2406 ■ 31.05.2024
Bedienkräfte von Fenstern, Hebeschiebetüren und Türen
Das Thema der Bedienkräfte von Fenstern, Hebeschiebetüren und Türen gewinnt immer mehr an Bedeutung und Wichtigkeit. Zum einen, weil vernünftigerweise immer mehr darauf geachtet wird, dass Fenster und Türen von allen Anspruchsgruppen problemlos bedient werden können. In diesem Zusammenhang ist es gut, sich in die Lage einer älteren Person, eines Kindes, eines Rollstuhlfahrers oder einer anderweitig beeinträchtigten Person zu versetzen. Auch die moderne Architektur und unser Bedürfnis nach Sicherheit und Ruhe haben einen entscheidenden Einfluss auf die Bedienbarkeit von Fenstern und Türen. Es liegt auf der Hand, dass Fenster und Türen, die immer grösser und schwerer werden, auch schwieriger zu bedienen sind. So müssen für einen ausreichenden Schallschutz oft sehr schwere Isoliergläser eingesetzt werden. Wird ein erhöhter Einbruchschutz gewünscht, müssen zudem deutlich mehr Verschluss- bzw. Verriegelungselemente eingebaut werden, deren Schliesskräfte (in der Regel durch Reibung) alle durch die Schliessbetätigung (durch Fenster- oder Türgriff) überwunden werden müssen.

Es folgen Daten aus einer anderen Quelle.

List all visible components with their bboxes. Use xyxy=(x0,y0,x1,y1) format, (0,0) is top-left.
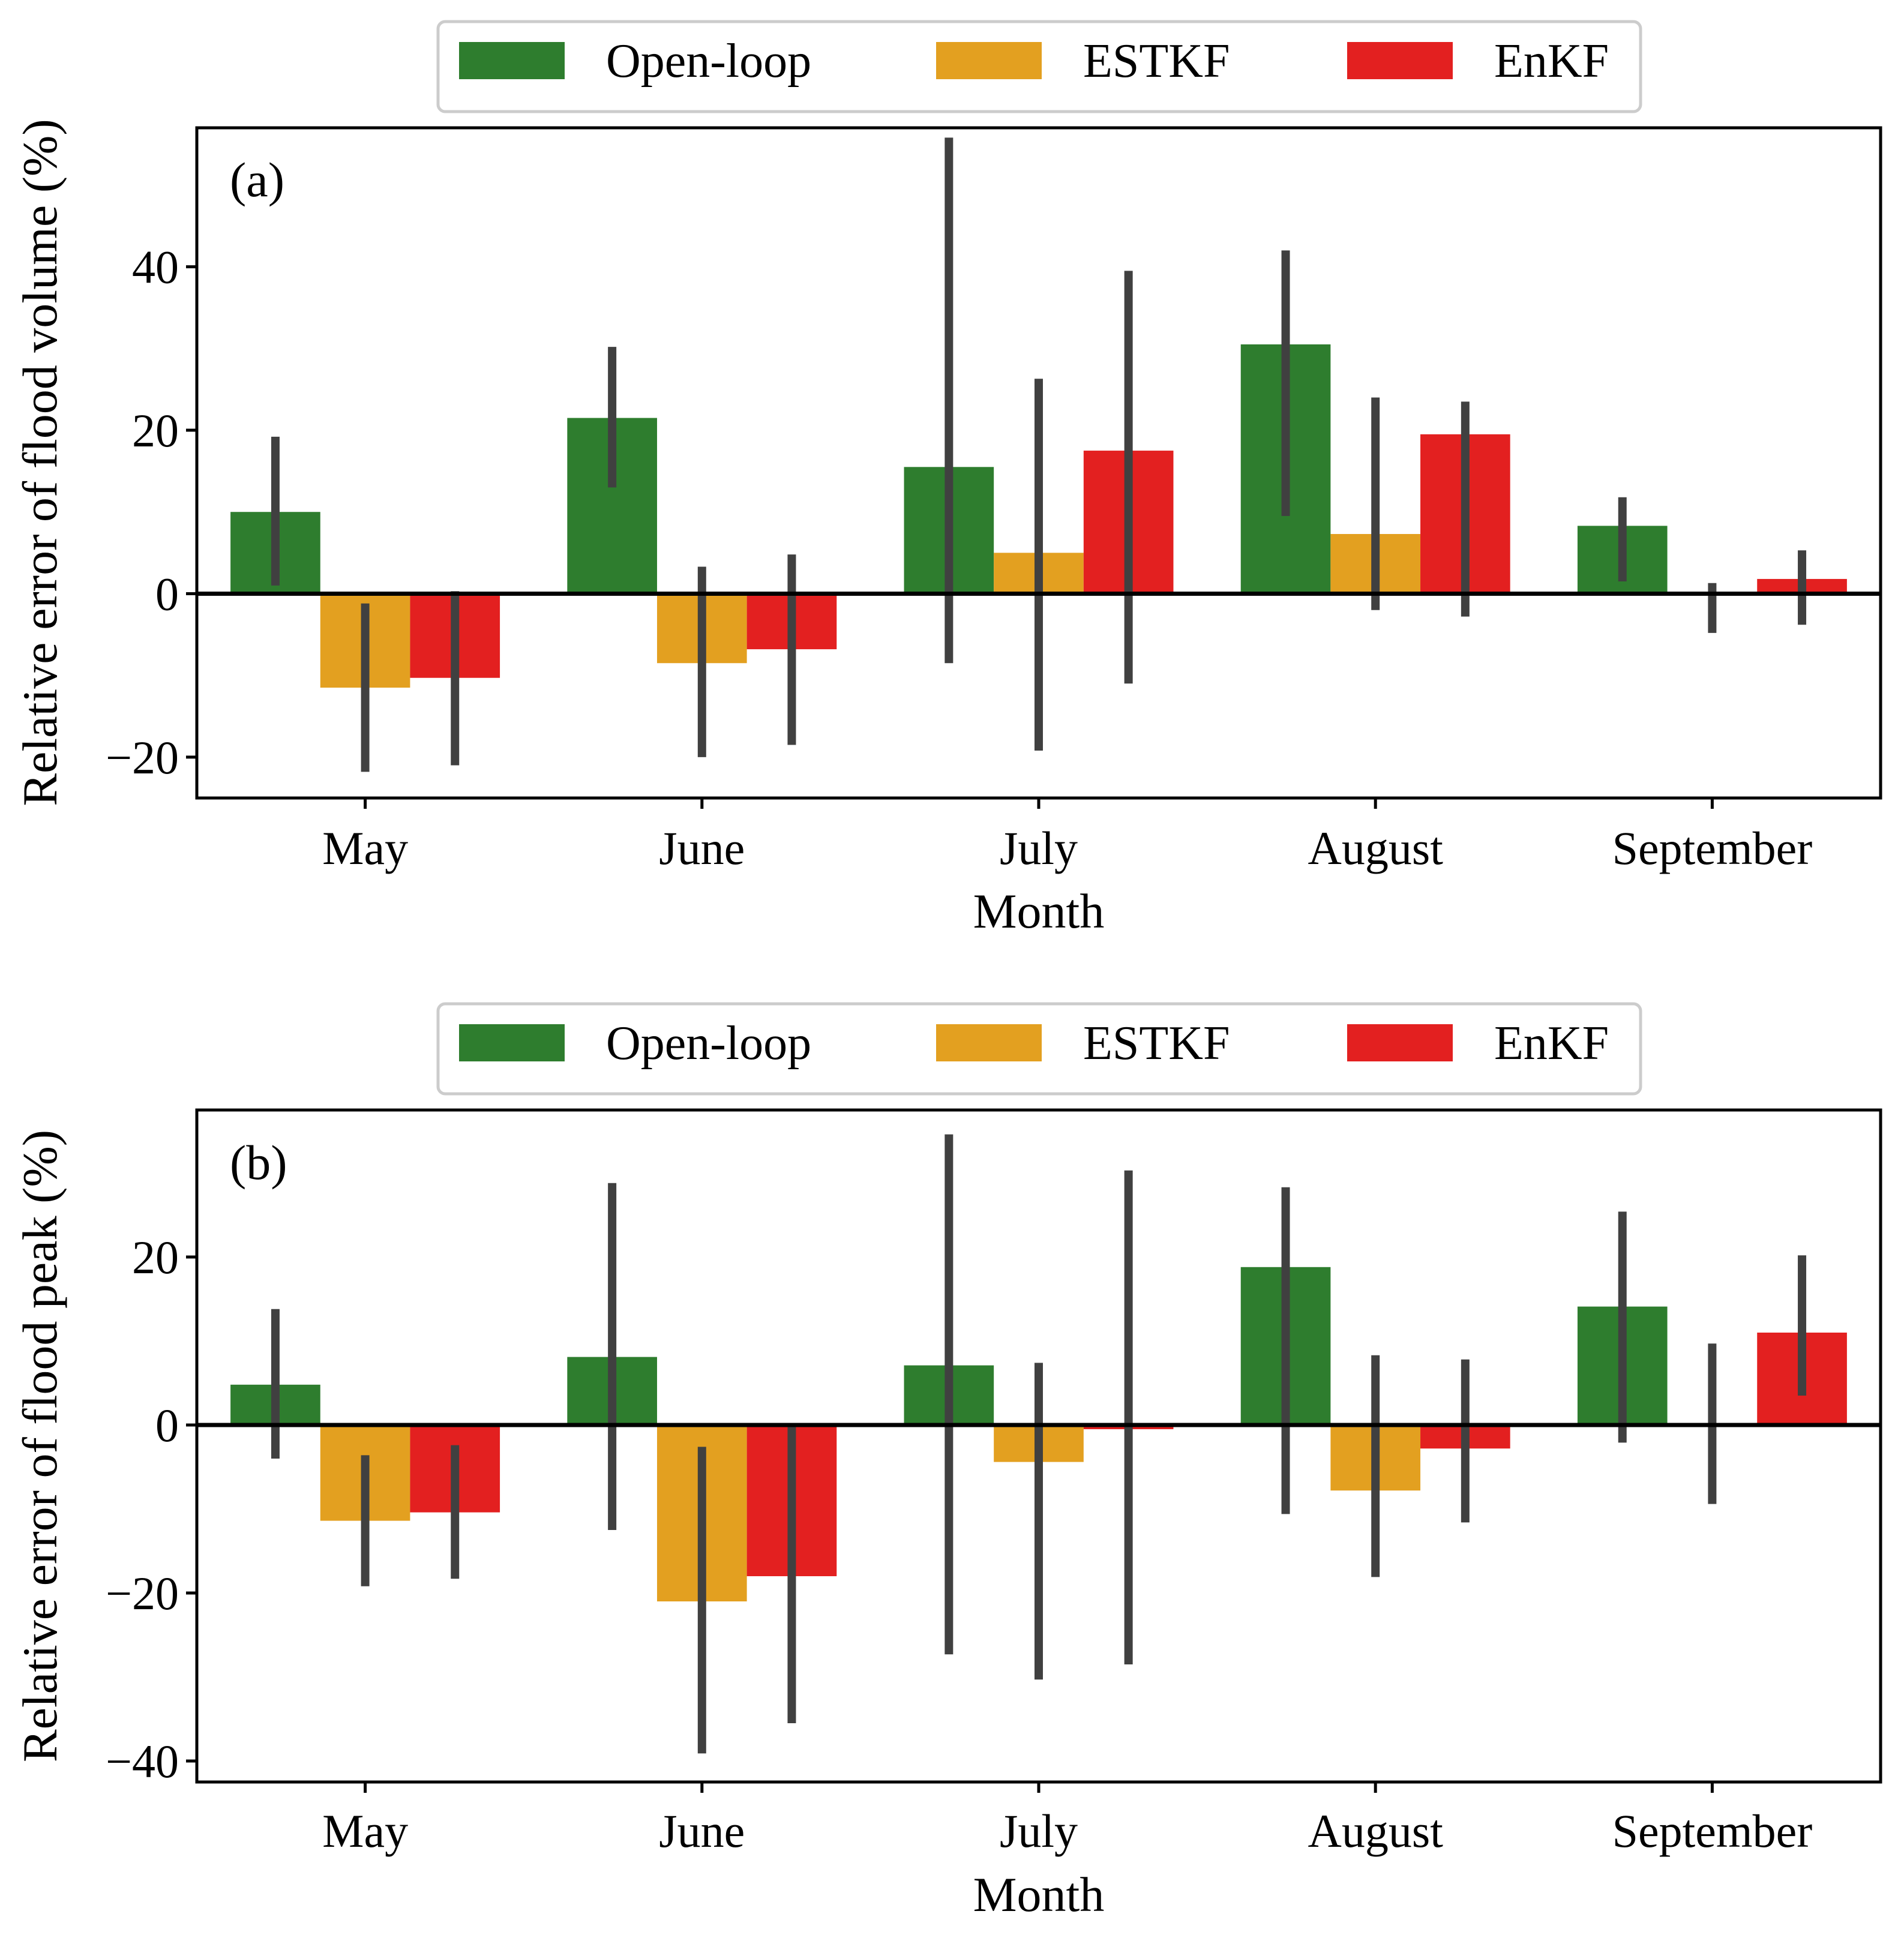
legend-label-estkf: ESTKF xyxy=(1083,1017,1230,1070)
y-tick-label: 20 xyxy=(132,1231,179,1283)
legend-swatch-open-loop xyxy=(459,42,565,79)
x-tick-label-august: August xyxy=(1308,822,1444,874)
x-axis-title: Month xyxy=(973,884,1105,938)
panel-label: (a) xyxy=(230,152,284,207)
x-tick-label-september: September xyxy=(1612,822,1813,874)
y-tick-label: 20 xyxy=(132,404,179,457)
y-tick-label: −20 xyxy=(106,731,179,784)
panel-a: Open-loop ESTKF EnKF −20 0 20 40 May June Jul… xyxy=(13,20,1882,938)
panel-label: (b) xyxy=(230,1135,287,1190)
x-axis-title: Month xyxy=(973,1867,1105,1922)
legend-label-estkf: ESTKF xyxy=(1083,35,1230,88)
x-axis: May June July August September xyxy=(322,1782,1812,1857)
legend-swatch-estkf xyxy=(936,1024,1042,1061)
y-tick-label: 40 xyxy=(132,241,179,293)
x-tick-label-september: September xyxy=(1612,1805,1813,1857)
legend-label-open-loop: Open-loop xyxy=(606,1017,811,1070)
x-tick-label-may: May xyxy=(322,822,408,874)
y-axis-title: Relative error of flood peak (%) xyxy=(13,1130,67,1762)
y-tick-label: 0 xyxy=(155,568,179,620)
legend-swatch-estkf xyxy=(936,42,1042,79)
x-tick-label-august: August xyxy=(1308,1805,1444,1857)
y-tick-label: 0 xyxy=(155,1399,179,1451)
x-tick-label-may: May xyxy=(322,1805,408,1857)
legend-swatch-enkf xyxy=(1347,42,1453,79)
legend: Open-loop ESTKF EnKF xyxy=(436,1002,1642,1096)
x-tick-label-june: June xyxy=(659,822,745,874)
legend-label-open-loop: Open-loop xyxy=(606,35,811,88)
legend-swatch-open-loop xyxy=(459,1024,565,1061)
x-tick-label-july: July xyxy=(1000,1805,1078,1857)
legend-label-enkf: EnKF xyxy=(1494,35,1609,88)
y-axis: −40 −20 0 20 xyxy=(106,1231,197,1787)
plot-area xyxy=(197,137,1881,772)
y-axis-title: Relative error of flood volume (%) xyxy=(13,119,67,806)
y-axis: −20 0 20 40 xyxy=(106,241,197,784)
legend-swatch-enkf xyxy=(1347,1024,1453,1061)
x-tick-label-july: July xyxy=(1000,822,1078,874)
x-tick-label-june: June xyxy=(659,1805,745,1857)
panel-b: Open-loop ESTKF EnKF −40 −20 0 20 May June Ju… xyxy=(13,1002,1882,1922)
legend: Open-loop ESTKF EnKF xyxy=(436,20,1642,113)
legend-label-enkf: EnKF xyxy=(1494,1017,1609,1070)
x-axis: May June July August September xyxy=(322,798,1812,874)
plot-area xyxy=(197,1134,1881,1754)
y-tick-label: −40 xyxy=(106,1735,179,1787)
y-tick-label: −20 xyxy=(106,1567,179,1619)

Die Bedienung von Fenstern und Türen unterteilt sich in die Bedienung des Verschlusses bzw. der Verriegelung und in das «in Bewegung setzen und halten» des Fensters oder der Tür.

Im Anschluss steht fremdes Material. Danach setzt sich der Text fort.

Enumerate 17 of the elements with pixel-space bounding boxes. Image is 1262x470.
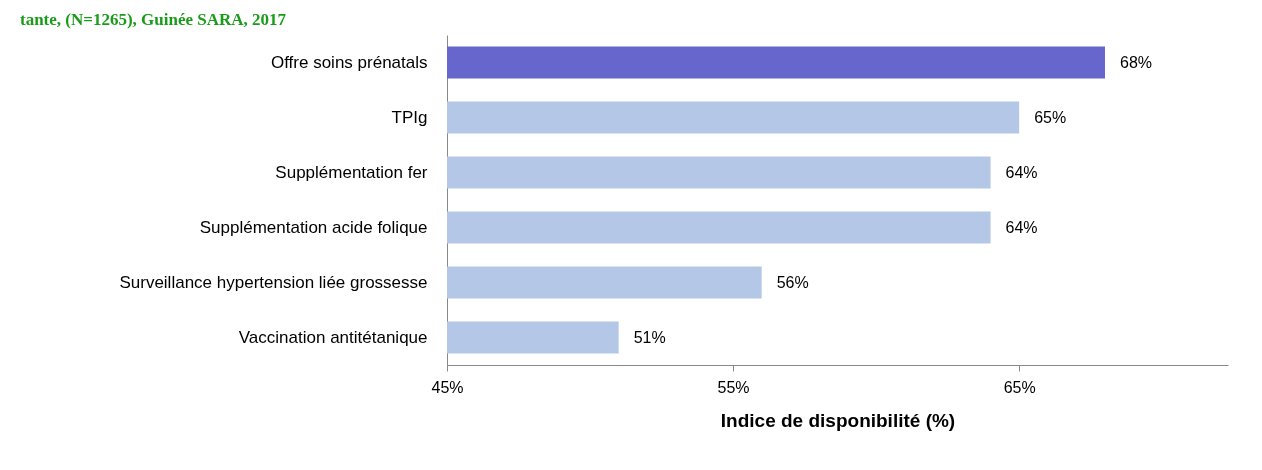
x-tick-label: 45% [431, 378, 464, 396]
x-tick-label: 55% [717, 378, 750, 396]
x-tick-label: 65% [1003, 378, 1036, 396]
y-tick-label: Vaccination antitétanique [238, 327, 428, 347]
data-label: 68% [1119, 53, 1153, 71]
data-label: 64% [1005, 163, 1038, 181]
data-label: 64% [1005, 218, 1038, 236]
y-tick-label: Supplémentation acide folique [199, 217, 428, 237]
text: tante, (N=1265), Guinée SARA, 2017 [20, 10, 287, 29]
data-label: 56% [776, 273, 809, 291]
y-tick-label: Offre soins prénatals [270, 52, 428, 72]
y-tick-label: TPIg [391, 107, 428, 127]
x-axis-title: Indice de disponibilité (%) [720, 409, 956, 431]
data-label: 51% [633, 328, 666, 346]
y-tick-label: Supplémentation fer [275, 162, 428, 182]
y-tick-label: Surveillance hypertension liée grossesse [119, 272, 428, 292]
data-label: 65% [1034, 108, 1067, 126]
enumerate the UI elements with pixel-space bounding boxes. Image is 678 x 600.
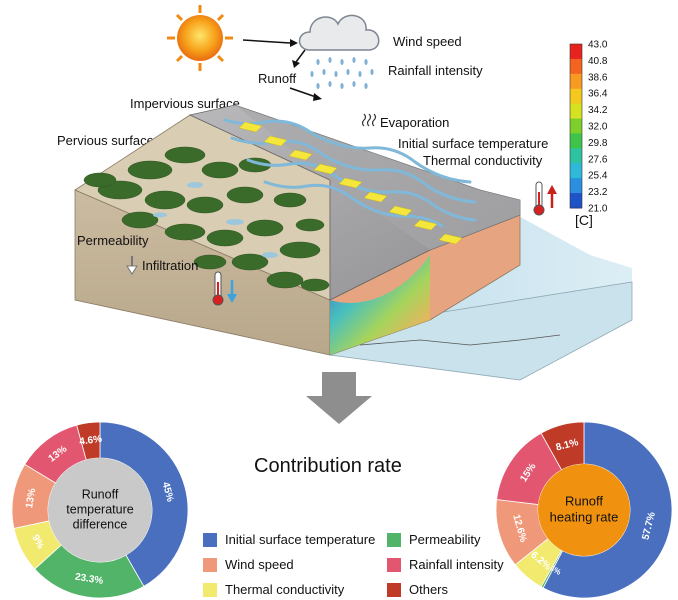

Wie sehen nun die gesetzlichen und normativen Anforderungen bezüglich zulässiger Bedienkräfte aus?
In der Schweiz regelt das Bauproduktegesetz bzw. die Bauprodukteverordnung das Inverkehrbringen von entsprechend harmonisierten Bauprodukten wie Fenster und Türen. Darauf aufbauend gibt die Produktnorm für Fenster und Türen (SN EN 14351-1) vor, welche Parameter bei Fenstern und Türen im Rahmen einer Inverkehrbringungsprüfung geprüft bzw. ermittelt werden müssen. Für die Bedienkräfte ist festgelegt, dass diese für Fenster und Aussentüren nach folgenden Normen geprüft und klassifiziert werden müssen:
– SN EN 12046-1 Bedienungskräfte – Prüfverfahren – Teil 1: Fenster
– SN EN 13115 Fenster – Klassifizierung der mechanischen Eigenschaften – Vertikallasten, Torsion und Gebrauchslasten
– SN EN 12046-2 Gebrauchskräfte – Prüfverfahren – Teil 1: Türen
– SN EN 12217 Türen – Gebrauchskräfte – Anforderungen und Klassifizierung
Nach den oben genannten Normen können folgende Werte klassifiziert werden.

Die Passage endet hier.